Question

A large school district in Connecticut wants to estimate the average SAT score of this year’s graduating class using a confidence interval. The district takes a simple random sample of 100 seniors. The sample mean is 510 and the population standard deviation for SAT scores is known to be 75. They want an interval that "likely" contains the true mean, where "likely" means "the procedure has a 68% success rate". What is the margin of error for this confidence interval?

Answer 1

The margin of error (M.E) = 3.51

Explanation:

Explanation:-

Given data a large school district in Connecticut wants to estimate the average SAT score of this year’s graduating class.

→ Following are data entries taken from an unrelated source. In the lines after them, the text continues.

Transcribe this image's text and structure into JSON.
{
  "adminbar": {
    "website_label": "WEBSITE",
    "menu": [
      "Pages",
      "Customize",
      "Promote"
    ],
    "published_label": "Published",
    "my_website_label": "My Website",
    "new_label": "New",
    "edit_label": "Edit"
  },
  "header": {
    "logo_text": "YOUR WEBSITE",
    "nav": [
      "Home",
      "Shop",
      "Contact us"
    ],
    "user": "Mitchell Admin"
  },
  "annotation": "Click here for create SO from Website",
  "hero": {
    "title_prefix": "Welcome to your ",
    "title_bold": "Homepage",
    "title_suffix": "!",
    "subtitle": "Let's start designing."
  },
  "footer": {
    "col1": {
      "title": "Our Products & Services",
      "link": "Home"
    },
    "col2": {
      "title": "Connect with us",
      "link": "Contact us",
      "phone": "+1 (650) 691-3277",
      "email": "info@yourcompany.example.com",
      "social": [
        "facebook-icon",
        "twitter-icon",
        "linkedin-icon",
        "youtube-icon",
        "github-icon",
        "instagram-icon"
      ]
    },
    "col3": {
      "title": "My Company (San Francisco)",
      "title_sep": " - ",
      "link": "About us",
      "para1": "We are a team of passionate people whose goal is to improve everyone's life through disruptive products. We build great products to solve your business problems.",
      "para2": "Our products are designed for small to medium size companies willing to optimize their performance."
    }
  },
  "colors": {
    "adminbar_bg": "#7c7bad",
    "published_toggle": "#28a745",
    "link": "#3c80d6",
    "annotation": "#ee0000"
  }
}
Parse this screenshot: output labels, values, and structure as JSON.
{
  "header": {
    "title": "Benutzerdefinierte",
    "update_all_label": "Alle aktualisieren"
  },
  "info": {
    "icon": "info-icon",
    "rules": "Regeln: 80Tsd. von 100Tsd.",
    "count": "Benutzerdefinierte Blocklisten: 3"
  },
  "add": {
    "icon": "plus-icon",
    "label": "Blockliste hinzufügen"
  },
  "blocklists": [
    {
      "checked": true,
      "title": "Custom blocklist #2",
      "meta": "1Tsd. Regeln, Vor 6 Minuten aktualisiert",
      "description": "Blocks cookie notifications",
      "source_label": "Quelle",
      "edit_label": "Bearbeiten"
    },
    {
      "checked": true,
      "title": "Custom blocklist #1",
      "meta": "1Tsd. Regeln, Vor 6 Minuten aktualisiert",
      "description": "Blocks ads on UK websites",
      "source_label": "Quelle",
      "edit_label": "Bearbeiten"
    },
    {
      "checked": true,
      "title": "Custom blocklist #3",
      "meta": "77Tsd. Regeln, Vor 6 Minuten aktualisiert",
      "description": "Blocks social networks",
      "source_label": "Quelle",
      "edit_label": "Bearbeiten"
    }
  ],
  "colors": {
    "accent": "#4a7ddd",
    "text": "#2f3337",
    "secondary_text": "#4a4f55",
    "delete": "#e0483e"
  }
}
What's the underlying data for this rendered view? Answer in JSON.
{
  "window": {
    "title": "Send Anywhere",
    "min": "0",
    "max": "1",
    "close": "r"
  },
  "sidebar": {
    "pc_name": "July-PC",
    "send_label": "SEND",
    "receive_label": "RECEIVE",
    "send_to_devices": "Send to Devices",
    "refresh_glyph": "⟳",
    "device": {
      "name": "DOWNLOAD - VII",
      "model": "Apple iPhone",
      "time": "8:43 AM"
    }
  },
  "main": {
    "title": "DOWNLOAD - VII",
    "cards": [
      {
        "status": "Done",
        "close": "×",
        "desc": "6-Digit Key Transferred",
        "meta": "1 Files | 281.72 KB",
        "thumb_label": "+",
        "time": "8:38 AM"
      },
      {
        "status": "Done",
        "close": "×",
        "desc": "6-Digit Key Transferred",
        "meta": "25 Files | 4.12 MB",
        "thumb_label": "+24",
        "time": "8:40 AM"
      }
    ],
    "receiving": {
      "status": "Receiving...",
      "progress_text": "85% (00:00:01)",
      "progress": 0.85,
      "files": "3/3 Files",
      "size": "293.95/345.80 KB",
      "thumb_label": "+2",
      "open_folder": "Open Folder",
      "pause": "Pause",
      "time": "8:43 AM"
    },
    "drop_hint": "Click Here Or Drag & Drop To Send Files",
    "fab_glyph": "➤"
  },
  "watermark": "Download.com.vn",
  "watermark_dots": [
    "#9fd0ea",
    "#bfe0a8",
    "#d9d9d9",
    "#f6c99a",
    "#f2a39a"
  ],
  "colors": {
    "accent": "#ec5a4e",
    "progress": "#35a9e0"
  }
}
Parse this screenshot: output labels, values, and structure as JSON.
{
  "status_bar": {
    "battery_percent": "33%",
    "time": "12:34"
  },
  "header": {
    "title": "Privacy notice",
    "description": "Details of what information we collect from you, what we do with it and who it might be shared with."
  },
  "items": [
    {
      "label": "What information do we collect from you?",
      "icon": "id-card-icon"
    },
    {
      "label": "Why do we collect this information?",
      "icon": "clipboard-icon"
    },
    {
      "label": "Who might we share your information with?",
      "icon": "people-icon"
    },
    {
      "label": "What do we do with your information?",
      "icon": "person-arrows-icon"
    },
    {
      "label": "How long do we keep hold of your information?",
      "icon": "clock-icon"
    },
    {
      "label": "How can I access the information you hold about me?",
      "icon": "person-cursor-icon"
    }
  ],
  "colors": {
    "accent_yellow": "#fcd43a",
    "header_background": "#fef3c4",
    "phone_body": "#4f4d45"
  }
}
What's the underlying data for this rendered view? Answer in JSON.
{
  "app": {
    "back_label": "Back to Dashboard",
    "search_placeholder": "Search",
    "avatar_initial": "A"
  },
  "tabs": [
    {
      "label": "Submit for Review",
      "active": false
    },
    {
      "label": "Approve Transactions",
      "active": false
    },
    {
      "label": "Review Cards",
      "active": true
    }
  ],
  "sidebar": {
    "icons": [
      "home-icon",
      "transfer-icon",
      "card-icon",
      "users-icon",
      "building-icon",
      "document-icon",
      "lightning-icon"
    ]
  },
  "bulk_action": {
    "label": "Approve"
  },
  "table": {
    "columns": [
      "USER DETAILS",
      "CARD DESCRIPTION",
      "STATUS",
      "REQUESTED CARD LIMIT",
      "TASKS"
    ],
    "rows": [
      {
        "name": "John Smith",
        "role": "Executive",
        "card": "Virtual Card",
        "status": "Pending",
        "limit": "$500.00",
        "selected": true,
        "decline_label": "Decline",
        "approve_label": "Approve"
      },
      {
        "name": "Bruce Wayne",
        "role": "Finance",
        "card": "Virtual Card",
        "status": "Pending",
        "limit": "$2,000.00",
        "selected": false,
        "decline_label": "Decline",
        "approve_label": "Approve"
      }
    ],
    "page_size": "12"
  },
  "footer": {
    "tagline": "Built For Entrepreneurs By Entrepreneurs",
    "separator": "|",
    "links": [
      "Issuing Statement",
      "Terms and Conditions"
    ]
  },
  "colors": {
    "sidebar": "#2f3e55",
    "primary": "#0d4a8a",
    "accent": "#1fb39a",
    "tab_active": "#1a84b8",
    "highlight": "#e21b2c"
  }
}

The district takes a simple random sample of 100 seniors.

The sample size 'n' = 100

given data the sample mean is 510 and the population standard deviation for SAT scores is known to be 75.

mean of the sample = 510

population standard deviation σ = 75.

Given data they want an interval that "likely" contains the true mean, where "likely" means "the procedure has a 68% success rate".

level of significance = 68% =0.68

Z-score of 68% of level of significance = 0.468

Margin of error:-

The margin of error of at 68% of confidence intervals.

`M.E = (Z_(0.68) S.D )/(√(n) )`

`M.E = (0.468 X 75 )/(√(100) ) = 3.51`

Margin of error = 3.51

Conclusion:-

Margin of error = 3.51 at 68% of confidence interval